Some Thoughts on “Do we Need Hundreds of Classifiers to Solve Real World Classification Problems?”
Sorry for the blogging break. I’ve got a few planned for the next few weeks based on some work I’ve been doing.
In the meantime, you should check out “Do we Need Hundreds of Classifiers to Solve Real World Classification Problems?” by Manuel Fernandez-Delgado at JMLR. They took a large number of classifiers and ran them against a large number of data sets from UCI. I was a reviewer on this paper (it heavily relies on caret) and have been interested in seeing peoples reaction when it was made public.
My thoughts:
Before reading this manuscript, take a few minutes and read this oldie by David Hand.

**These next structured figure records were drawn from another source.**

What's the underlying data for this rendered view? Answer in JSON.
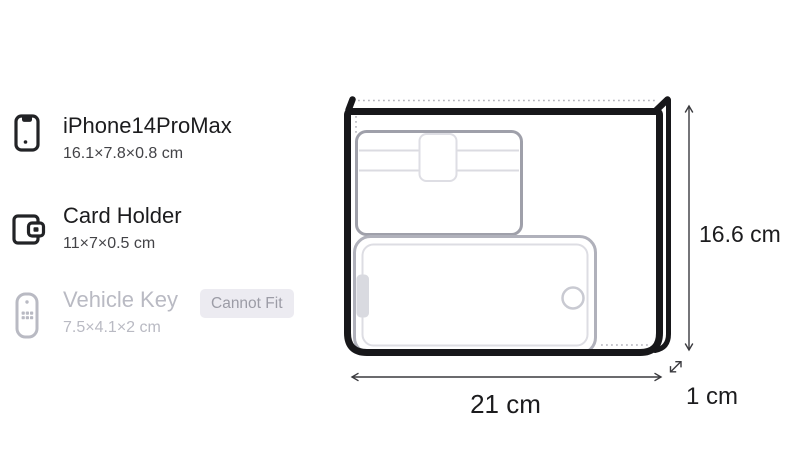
{
  "items": [
    {
      "name": "iPhone14ProMax",
      "dimensions": "16.1×7.8×0.8 cm",
      "icon": "smartphone-icon",
      "status": "fits"
    },
    {
      "name": "Card Holder",
      "dimensions": "11×7×0.5 cm",
      "icon": "wallet-icon",
      "status": "fits"
    },
    {
      "name": "Vehicle Key",
      "dimensions": "7.5×4.1×2 cm",
      "icon": "car-key-remote-icon",
      "status": "cannot-fit",
      "badge": "Cannot Fit"
    }
  ],
  "container": {
    "width_label": "21 cm",
    "height_label": "16.6 cm",
    "depth_label": "1 cm"
  },
  "colors": {
    "text_primary": "#1c1c1e",
    "text_secondary": "#434347",
    "text_disabled": "#b9bac3",
    "badge_bg": "#ecebf1",
    "badge_text": "#9c9ca6",
    "bag_outline": "#17171a",
    "item_outline_gray": "#a0a1ab"
  }
}
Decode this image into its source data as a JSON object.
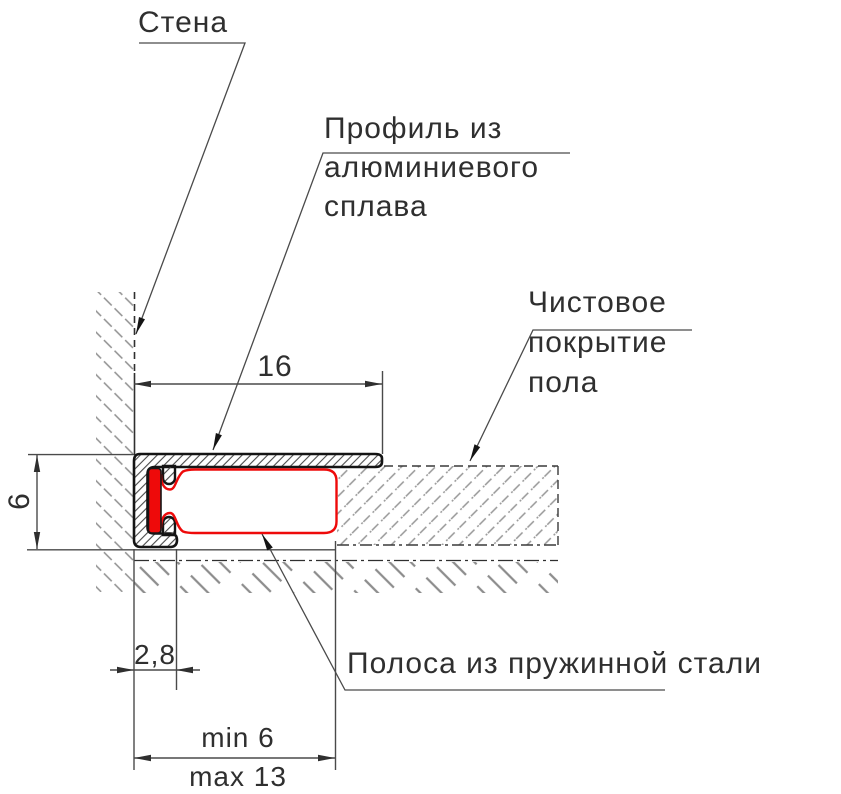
{
  "drawing_type": "floor-profile-cross-section",
  "labels": {
    "wall": "Стена",
    "profile": [
      "Профиль из",
      "алюминиевого",
      "сплава"
    ],
    "floor_finish": [
      "Чистовое",
      "покрытие",
      "пола"
    ],
    "steel_strip": "Полоса из пружинной стали"
  },
  "dimensions": {
    "profile_width": "16",
    "profile_height": "6",
    "strip_offset": "2,8",
    "gap_min": "min 6",
    "gap_max": "max 13"
  },
  "colors": {
    "steel_strip_red": "#ee0a0a",
    "outline_black": "#141414",
    "line_gray": "#4a4a4a",
    "hatch_gray": "#8f8f8f"
  }
}
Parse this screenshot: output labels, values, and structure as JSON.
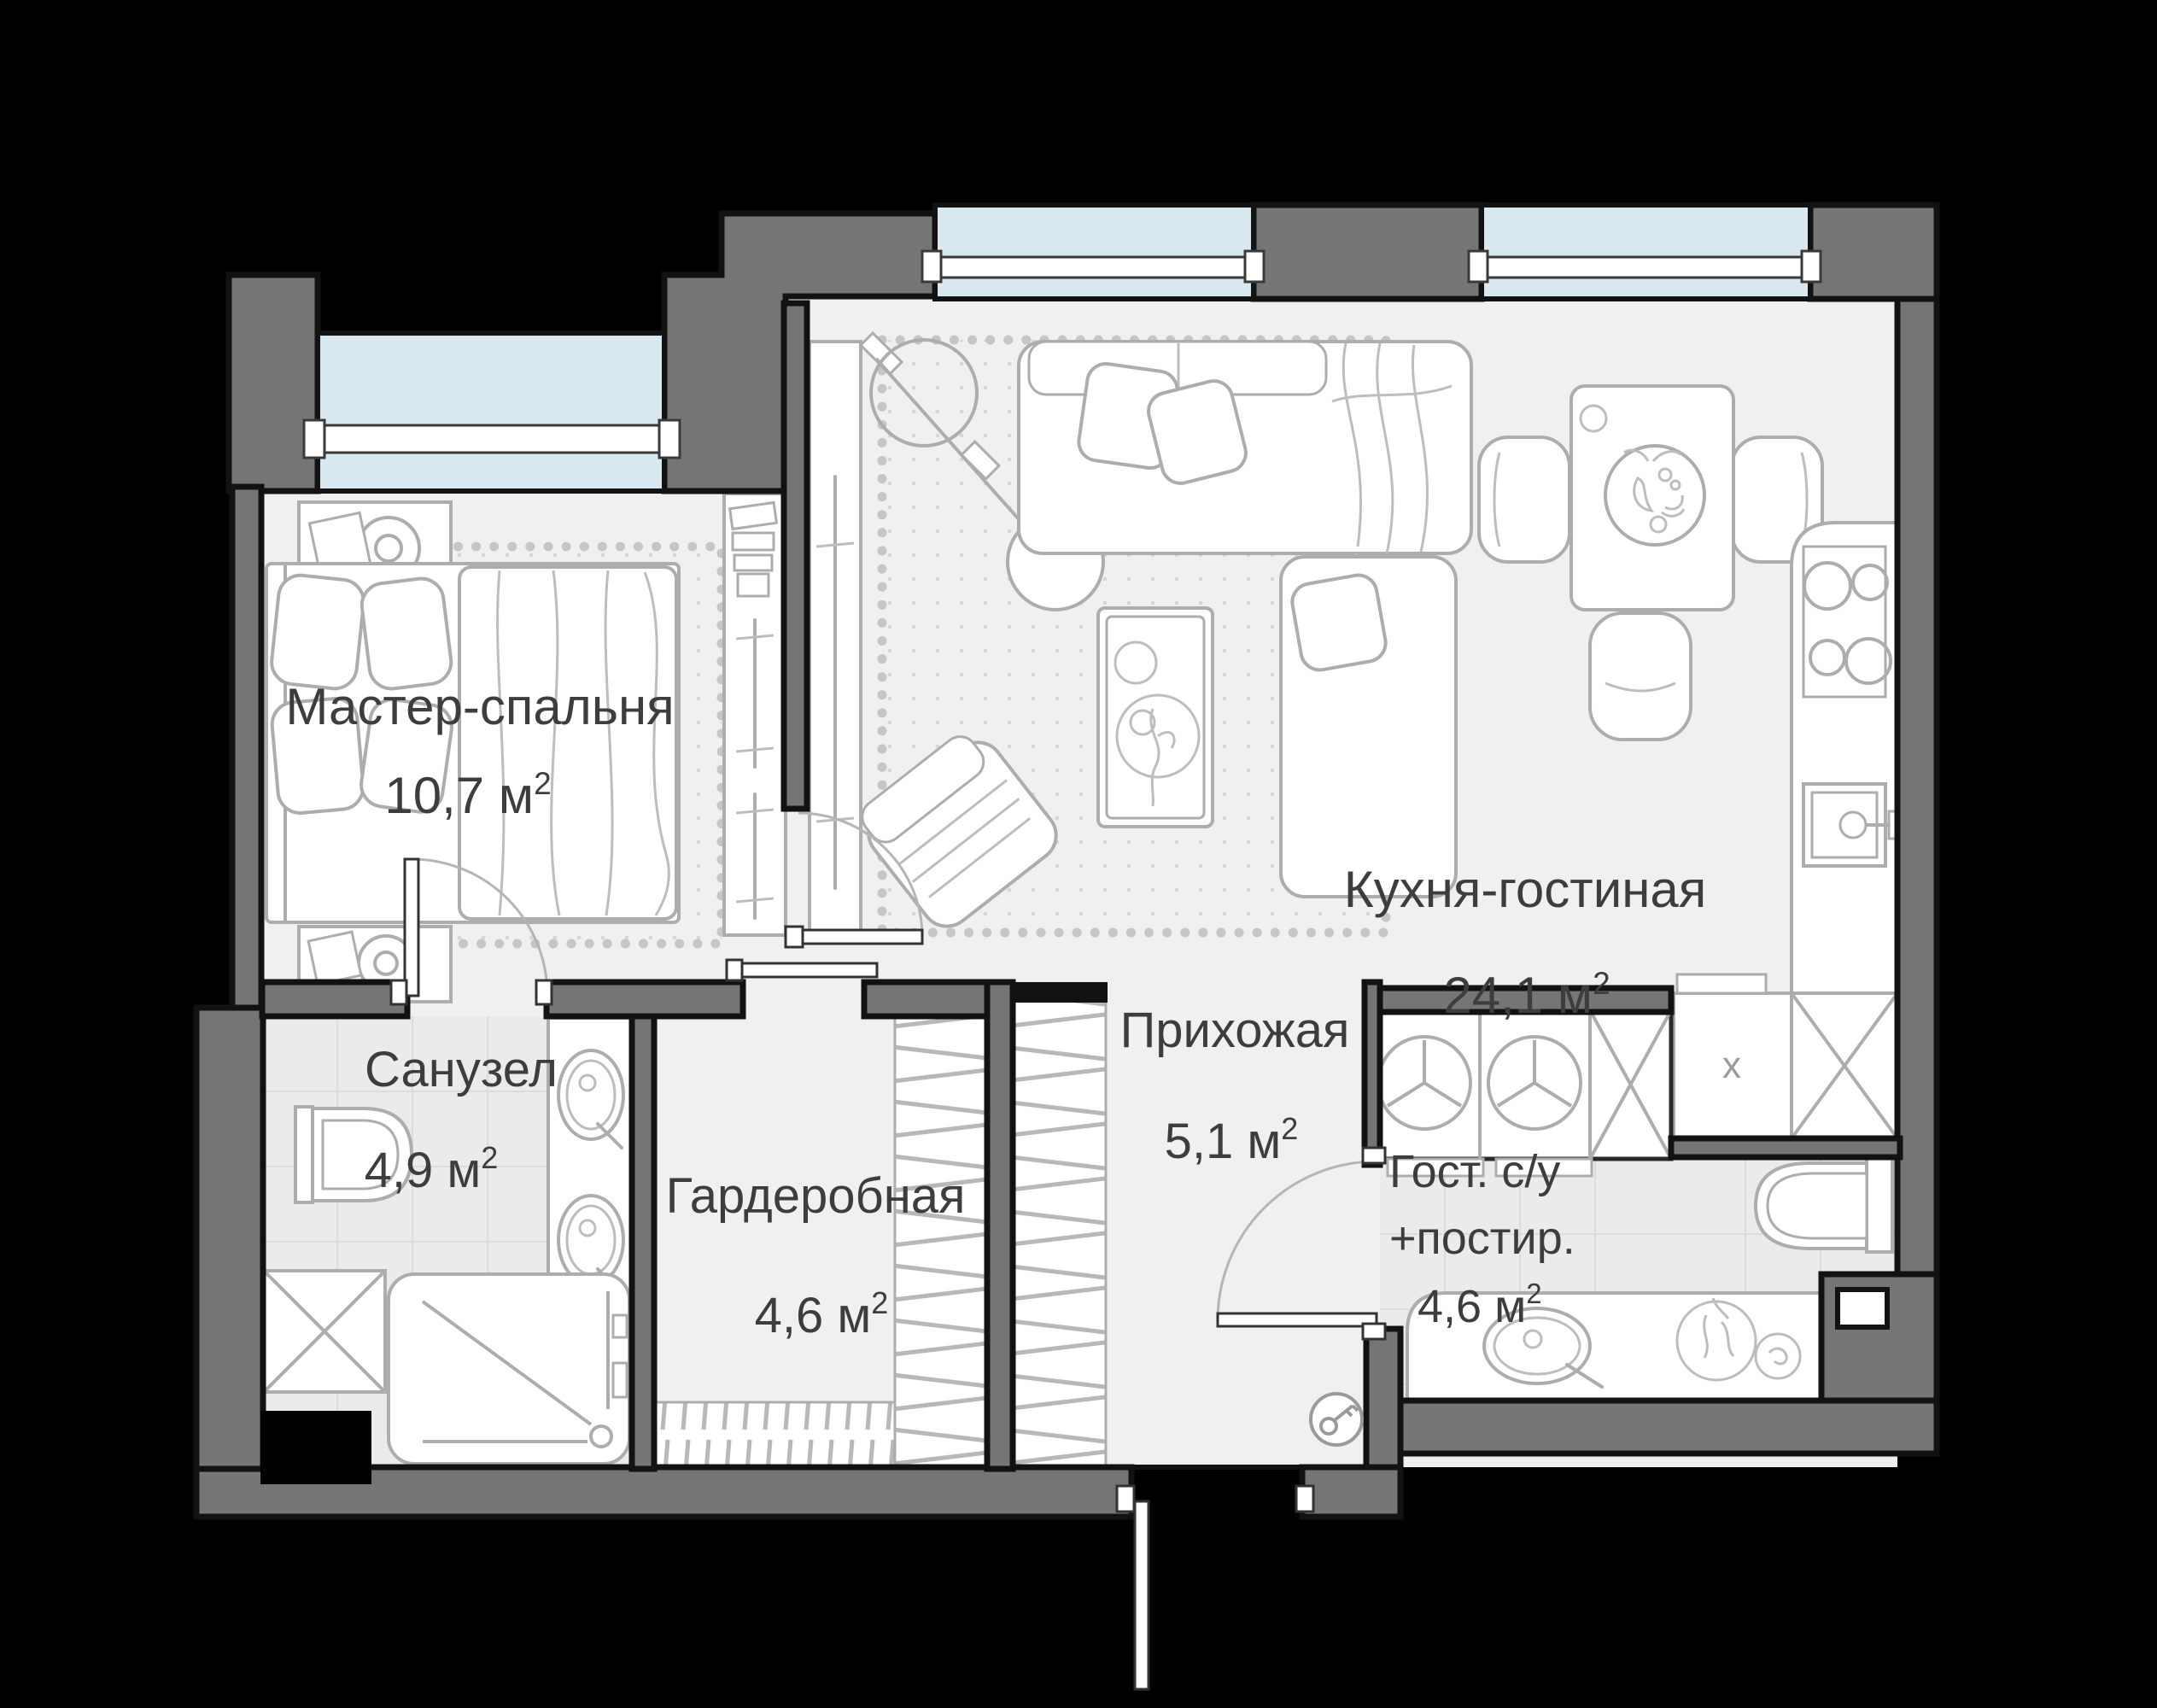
{
  "plan": {
    "rooms": [
      {
        "id": "master-bedroom",
        "name": "Мастер-спальня",
        "area_value": "10,7",
        "area_unit": "м",
        "area_sup": "2"
      },
      {
        "id": "kitchen-living",
        "name": "Кухня-гостиная",
        "area_value": "24,1",
        "area_unit": "м",
        "area_sup": "2"
      },
      {
        "id": "bathroom",
        "name": "Санузел",
        "area_value": "4,9",
        "area_unit": "м",
        "area_sup": "2"
      },
      {
        "id": "wardrobe",
        "name": "Гардеробная",
        "area_value": "4,6",
        "area_unit": "м",
        "area_sup": "2"
      },
      {
        "id": "hallway",
        "name": "Прихожая",
        "area_value": "5,1",
        "area_unit": "м",
        "area_sup": "2"
      },
      {
        "id": "guest-bathroom",
        "name": "Гост. с/у",
        "name_line2": "+постир.",
        "area_value": "4,6",
        "area_unit": "м",
        "area_sup": "2"
      }
    ],
    "markers": {
      "kitchen_cabinet": "x"
    },
    "colors": {
      "background": "#000000",
      "wall": "#757575",
      "wall_outline": "#121212",
      "floor": "#f0f0f0",
      "tile": "#ebebeb",
      "window_glass": "#d9e8f0",
      "furniture_line": "#adadad",
      "plant_fill": "#8cc5a5",
      "plant_stroke": "#57a47c",
      "label_text": "#3d3d3d"
    },
    "icons": [
      "washing-machine-icon",
      "key-icon",
      "monstera-plant-icon",
      "stove-burners-icon",
      "sink-icon",
      "shower-icon",
      "toilet-icon"
    ]
  }
}
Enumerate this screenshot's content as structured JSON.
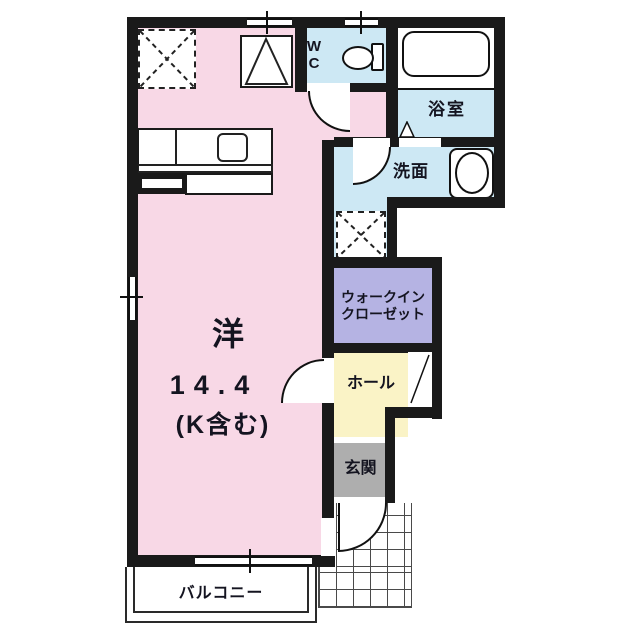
{
  "title": "1R apartment floor plan",
  "palette": {
    "pink": "#f8d8e6",
    "blue": "#cde8f4",
    "lavender": "#b5b3e3",
    "yellow": "#faf3c6",
    "gray": "#aeaeae",
    "wall": "#1a1a1a"
  },
  "rooms": {
    "main": {
      "name": "洋",
      "area": "14.4",
      "area_note": "(K含む)"
    },
    "wc": {
      "label": "W\nC"
    },
    "bathroom": {
      "label": "浴室"
    },
    "washroom": {
      "label": "洗面"
    },
    "walk_in_closet": {
      "label_line1": "ウォークイン",
      "label_line2": "クローゼット"
    },
    "hall": {
      "label": "ホール"
    },
    "entrance": {
      "label": "玄関"
    },
    "balcony": {
      "label": "バルコニー"
    }
  }
}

Obviously, it pays to tune your model. That is not the most profound statement to make but the paper does a good job of quantifying the impact of tuning the hyper-parameters.
Random forest takes the top spot on a regular basis. I was surprised by this since, in my experience, boosting does better and bagging does almost as well.
The authors believe that the parallel version of random forest in caret had an edge in performance. That’s hard to believe since it does’t do anything more than split the forest across different cores. That’s it. I took it out of the package for a bit because, if you are tuning the model, parallelizing the cross-validation is faster. I put it back in a few verisons ago since I knew people would want it after reading this manuscript.
I was hoping that the authors would take a better graphical and analytical approach to comparing the methods. Table after table numbs my soul.
Despite the number of models used, it would have been nice to see more emphasis on recent deep-learning models and boosting via the gbm package.